Resveratrol, a compound found in grape skins, is the target of many studies seeking to find the key to wine’s health-boosting properties. It’s already touted for a wide range of supposedly protective properties – guarding against cancer, elongating lifespan and lowering blood sugar. Most of these claims are based on preliminary animal research, but people are buying it -- literally. In recent years, sales of resveratrol supplements have rung up more than $30 million per year, according to the Nutrition Business Journal.

But for healthy folks looking to stave off diabetes, is there any benefit to taking resveratrol supplements? One new study is dashing cold water on that idea.

In a paper published Thursday in the journal Cell Metabolism, a team led by Washington University St. Louis School of Medicine researcher Samuel Klein looked at the effects of resveratrol supplements in 29 reasonably healthy post-menopausal women. Half of the group took 75 milligrams of resveratrol per day for 12 weeks, while the other half took placebo pills.

What effect did the researchers find? The short answer is none.

“Our study really shows that dose of resveratrol we used does not have any beneficial metabolic effects in healthy women,” Klein said in a phone interview.

To measure the subjects’ sensitivity to insulin and their glucose uptake, the researchers used a procedure that involves infusing different doses of insulin into a subject’s body and seeing how they react. It’s the most precise, reproducible method for measuring insulin sensitivity in people that’s available, according to Klein.

Klein says his team’s study is the first to explore the insulin sensitivity effects of resveratrol in healthy adults. Other work has been done in humans, but in specific unhealthy groups: obese men or people with type 2 diabetes, for example.

Plus, in three human studies suggesting resveratrol confers metabolic benefits, two of those did not use a control group, Klein points out.

In animal studies that found more impressive effects of resveratrol, researchers typically use much higher doses of the compound. Also, they will often inject animals rather than administer resveratrol orally, which could affect how the compound is absorbed, according to Klein.

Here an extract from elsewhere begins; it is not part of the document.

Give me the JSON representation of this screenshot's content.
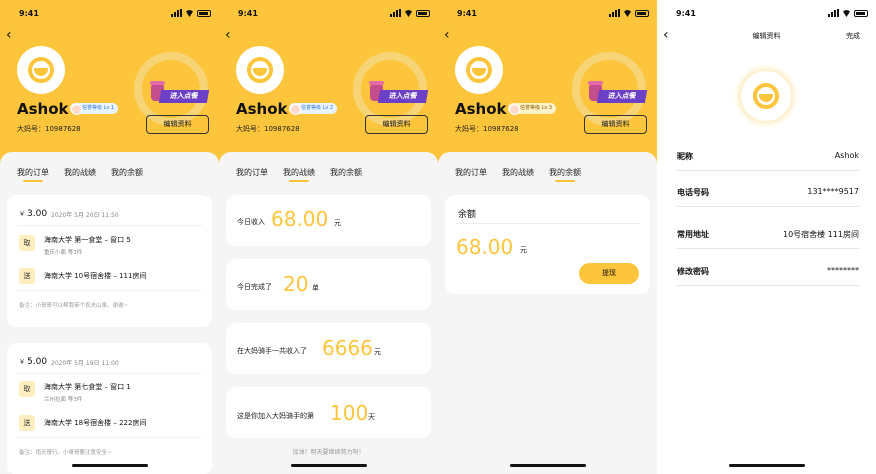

But there are plenty of studies showing that people who drink red wine are less likely to have heart disease and diabetes. It may be that resveratrol isn’t the magic bullet, though.

"We were unable to detect a metabolic benefit of resveratrol supplementation in our study population, but this does not preclude the possibility that resveratrol could have a synergistic effect when combined with other compounds in red wine," Klein said in a statement Thursday.